There is no known math or accounting formula for minority interest.
Our methodology uses experience to truly understand this and assign a weight as required by the Canadian Income Tax Act to determine “fair market value”.
A valuator with a background in business ownership and management can assess the impact of minority interests on a company's value. They can evaluate factors such as control premiums, discounts for lack of control, and the rights of minority shareholders.
Meanwhile, an accountant may lack the practical knowledge required to assess the impact of minority interests on a company's value, potentially leading to an incomplete understanding of control premiums, discounts for lack of control, and the rights of minority shareholders.
Accountants without practical business experience might not consider the impact of minority interests on a company's value, including control premiums and discounts for lack of control.
Business brokers may lack the practical knowledge required to assess the impact of minority interests on a company's value, potentially leading to an incomplete understanding of control premiums, discounts for lack of control, and the rights of minority shareholders.
The impact of minority interests on a company's value, including control premiums and discounts for lack of control, might not be considered in sale price data.
Disruptive Valuation Methodology:
This proves why Eric Jordan’s “25 Factors Affecting Business Valuation” methodology combined with 15 years or more of business owner operator experience produces the most accurate option for all stakeholders.
This methodology is proving to be “disruptive” in the valuation industry.
WHY would you accept a valuation from a BROKER OR ACCOUNTANT using flawed data or outdated valuation approaches
?
Hard Asset Approach, Income Approach, and Market Approaches to business valuation should never be accepted in 2023 when we know better.
These are approaches used by unscrupulous agents and others
using inaccurate data and accounting formulas to suggest a business value that
might fit well into their business plan; but not yours.
Venture Capitalists are the valuers of the biggest companies in the world. Think Peter Thiel.
Neither Peter Thiel, Elon Musk or any of the other top 150 Venture Capitalists in the world are accountants or real estate agents.
The biggest and best companies in the world are not trusting accountants or
realtors for valuation purposes; WHY WOULD YOU?
Trust your local accountant who sticks to accounting. That is who we depend upon to start your valuation process.
“None of the top 150 valuators in the world are accountants.”
The top business valuators in the world are Venture Capitalists like Elon Musk, Peter Thiel, and our Canadian example Mark D Wiseman.
Of the 200,000 honest, hard working, professional accountants in Canada; less than 1% suggest they can do business valuations.
We believe this radical 1% of would be monopolists have no business doing business valuations in 2023 using outdated, unreliable, misleading and dishonest approaches to business valuation.
These outdated approaches are:
Hard Asset, Income and Market approaches to business valuation.
Those 1% and their methodology was proven wrong in 2009 by Mark D Wiseman and the Canadian Pension Plan Fund.
Canadian Venture Capitalist Mark D Wiseman, working with the Canadian Pension Plan, valued a block of shares of a company that had
financial statements showing huge losses (SKYPE), and purchased that block at $300 MILLION USD. Mark D Wiseman was
also instrumental in selling that same block of shares for well over a BILLION USD two years later.
That day in 2009 was the day when accounting based valuators had their methodology turned on its head.
Mark D Wiseman has been added to a list of the top 150 Venture Capitalists in the world (Researched in March 2023) NONE OF WHOM are accountants.
The 150 top Venture Capitalists in the world who value some of the world's most valuable companies should be considered the world’s best valuation experts.
And again, none of them, to the best of our research, are accountants.
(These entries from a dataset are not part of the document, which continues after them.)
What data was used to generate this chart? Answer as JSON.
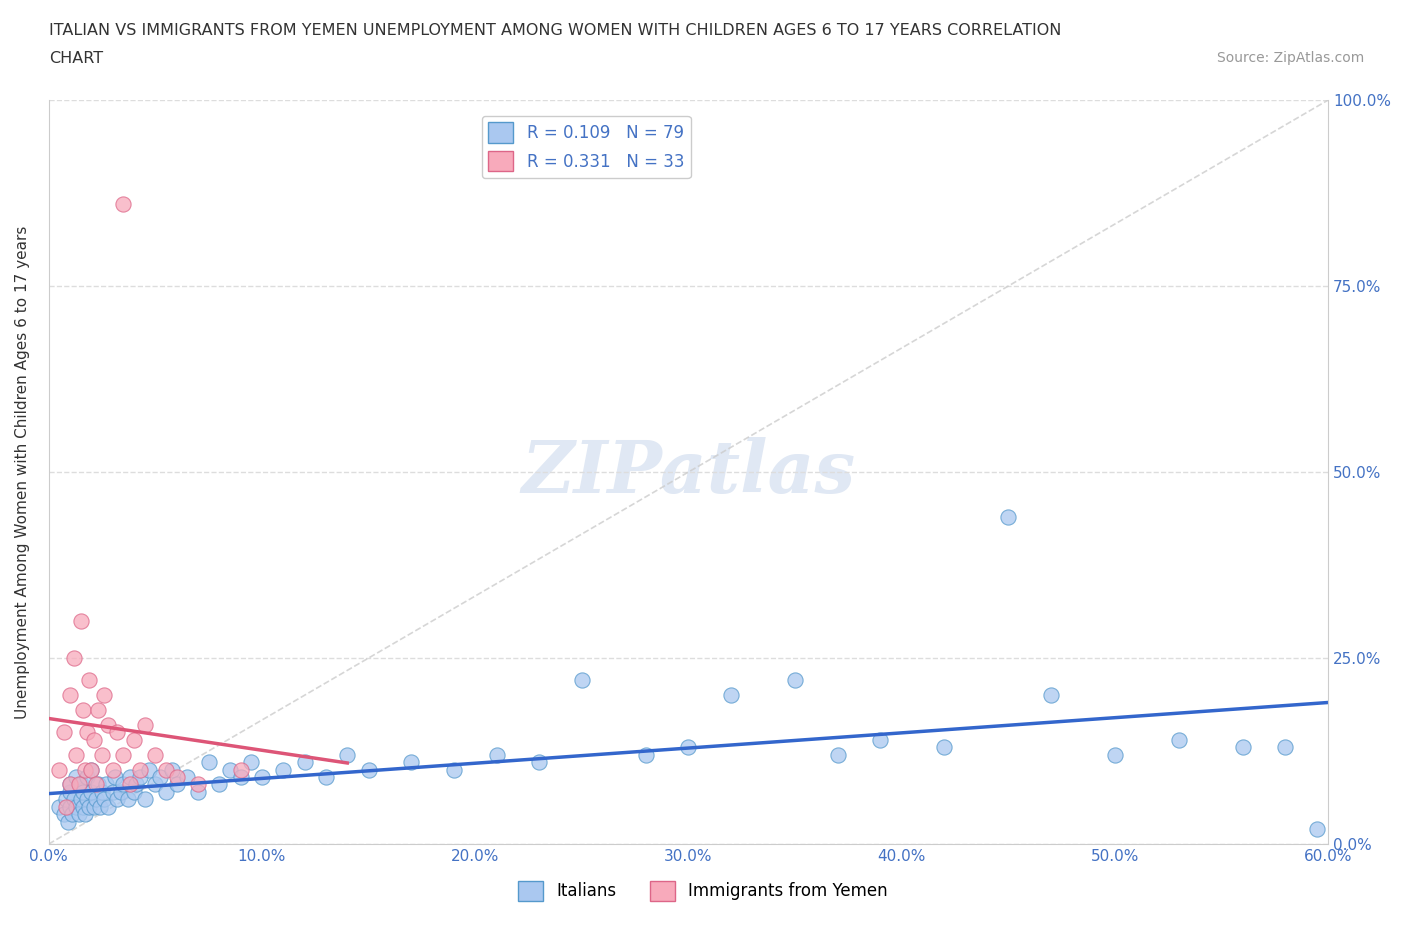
{
  "title_line1": "ITALIAN VS IMMIGRANTS FROM YEMEN UNEMPLOYMENT AMONG WOMEN WITH CHILDREN AGES 6 TO 17 YEARS CORRELATION",
  "title_line2": "CHART",
  "source_text": "Source: ZipAtlas.com",
  "ylabel": "Unemployment Among Women with Children Ages 6 to 17 years",
  "xlim": [
    0.0,
    0.6
  ],
  "ylim": [
    0.0,
    1.0
  ],
  "xtick_values": [
    0.0,
    0.1,
    0.2,
    0.3,
    0.4,
    0.5,
    0.6
  ],
  "ytick_labels": [
    "0.0%",
    "25.0%",
    "50.0%",
    "75.0%",
    "100.0%"
  ],
  "ytick_values": [
    0.0,
    0.25,
    0.5,
    0.75,
    1.0
  ],
  "italian_R": 0.109,
  "italian_N": 79,
  "yemen_R": 0.331,
  "yemen_N": 33,
  "italian_color": "#aac8f0",
  "italian_edge": "#5599cc",
  "yemen_color": "#f8aabb",
  "yemen_edge": "#dd6688",
  "italian_line_color": "#3366cc",
  "yemen_line_color": "#dd5577",
  "watermark": "ZIPatlas",
  "legend_italian_label": "Italians",
  "legend_yemen_label": "Immigrants from Yemen",
  "italian_x": [
    0.005,
    0.007,
    0.008,
    0.009,
    0.01,
    0.01,
    0.01,
    0.011,
    0.012,
    0.013,
    0.013,
    0.014,
    0.015,
    0.015,
    0.016,
    0.016,
    0.017,
    0.018,
    0.018,
    0.019,
    0.02,
    0.02,
    0.021,
    0.022,
    0.023,
    0.024,
    0.025,
    0.026,
    0.027,
    0.028,
    0.03,
    0.031,
    0.032,
    0.034,
    0.035,
    0.037,
    0.038,
    0.04,
    0.041,
    0.043,
    0.045,
    0.047,
    0.05,
    0.052,
    0.055,
    0.058,
    0.06,
    0.065,
    0.07,
    0.075,
    0.08,
    0.085,
    0.09,
    0.095,
    0.1,
    0.11,
    0.12,
    0.13,
    0.14,
    0.15,
    0.17,
    0.19,
    0.21,
    0.23,
    0.25,
    0.28,
    0.3,
    0.32,
    0.35,
    0.37,
    0.39,
    0.42,
    0.45,
    0.47,
    0.5,
    0.53,
    0.56,
    0.58,
    0.595
  ],
  "italian_y": [
    0.05,
    0.04,
    0.06,
    0.03,
    0.07,
    0.05,
    0.08,
    0.04,
    0.06,
    0.05,
    0.09,
    0.04,
    0.06,
    0.08,
    0.05,
    0.07,
    0.04,
    0.06,
    0.09,
    0.05,
    0.07,
    0.1,
    0.05,
    0.06,
    0.08,
    0.05,
    0.07,
    0.06,
    0.08,
    0.05,
    0.07,
    0.09,
    0.06,
    0.07,
    0.08,
    0.06,
    0.09,
    0.07,
    0.08,
    0.09,
    0.06,
    0.1,
    0.08,
    0.09,
    0.07,
    0.1,
    0.08,
    0.09,
    0.07,
    0.11,
    0.08,
    0.1,
    0.09,
    0.11,
    0.09,
    0.1,
    0.11,
    0.09,
    0.12,
    0.1,
    0.11,
    0.1,
    0.12,
    0.11,
    0.22,
    0.12,
    0.13,
    0.2,
    0.22,
    0.12,
    0.14,
    0.13,
    0.44,
    0.2,
    0.12,
    0.14,
    0.13,
    0.13,
    0.02
  ],
  "yemen_x": [
    0.005,
    0.007,
    0.008,
    0.01,
    0.01,
    0.012,
    0.013,
    0.014,
    0.015,
    0.016,
    0.017,
    0.018,
    0.019,
    0.02,
    0.021,
    0.022,
    0.023,
    0.025,
    0.026,
    0.028,
    0.03,
    0.032,
    0.035,
    0.038,
    0.04,
    0.043,
    0.045,
    0.05,
    0.055,
    0.06,
    0.07,
    0.09,
    0.035
  ],
  "yemen_y": [
    0.1,
    0.15,
    0.05,
    0.2,
    0.08,
    0.25,
    0.12,
    0.08,
    0.3,
    0.18,
    0.1,
    0.15,
    0.22,
    0.1,
    0.14,
    0.08,
    0.18,
    0.12,
    0.2,
    0.16,
    0.1,
    0.15,
    0.12,
    0.08,
    0.14,
    0.1,
    0.16,
    0.12,
    0.1,
    0.09,
    0.08,
    0.1,
    0.86
  ]
}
Does anyone seriously think these top experts would employ the old hard asset,
income, or market approach to business valuation used by most accountant based valuators today? Ask Warren Buffet?
Venture Capitalists use honest accountants to supply reliable financial data that has generally been arranged for tax purposes. Clients have already paid these accountants tens of thousands of dollars to produce these documents that are generally needed to start a valuation.
This is also the basis of Eric Jordan’s “25 Factors Affecting Business Valuation” methodology. Honest Accountants produce the
financial records required to start the valuation process. This is where, in private company valuations, experienced business owner/operators
take over. These people with 15 years or more of relevant business owner/operator experience, are trained in the use of Eric
Jordan’s “25 Factors Affecting Business Valuation”. They identify, measure, weigh, and put an estimated value on the intangible assets that make up the majority of most company value since at least 2009. This is when the Mark D Wiseman/Skype moment changed business valuation history.
Clients have paid their accountants tens and sometimes hundreds of thousands of dollars for accounting. We trust these professionals FOR ACCOUNTING AND TAX PURPOSES; but NOT for Business Valuation.
NONE of the top 150 valuators in the world are accountants.
Consider Warren Buffet and his partner Charlie Munger and what they have to say about accountants overeaching, and not staying in their proper lane. And not sticking to accounting.
Charlie Munger on accountants:
Click Here
Warren Buffet on accountants:
Click Here
The 99% of Accountants who stick to accounting are well respected. The other 1% give the rest a bad name.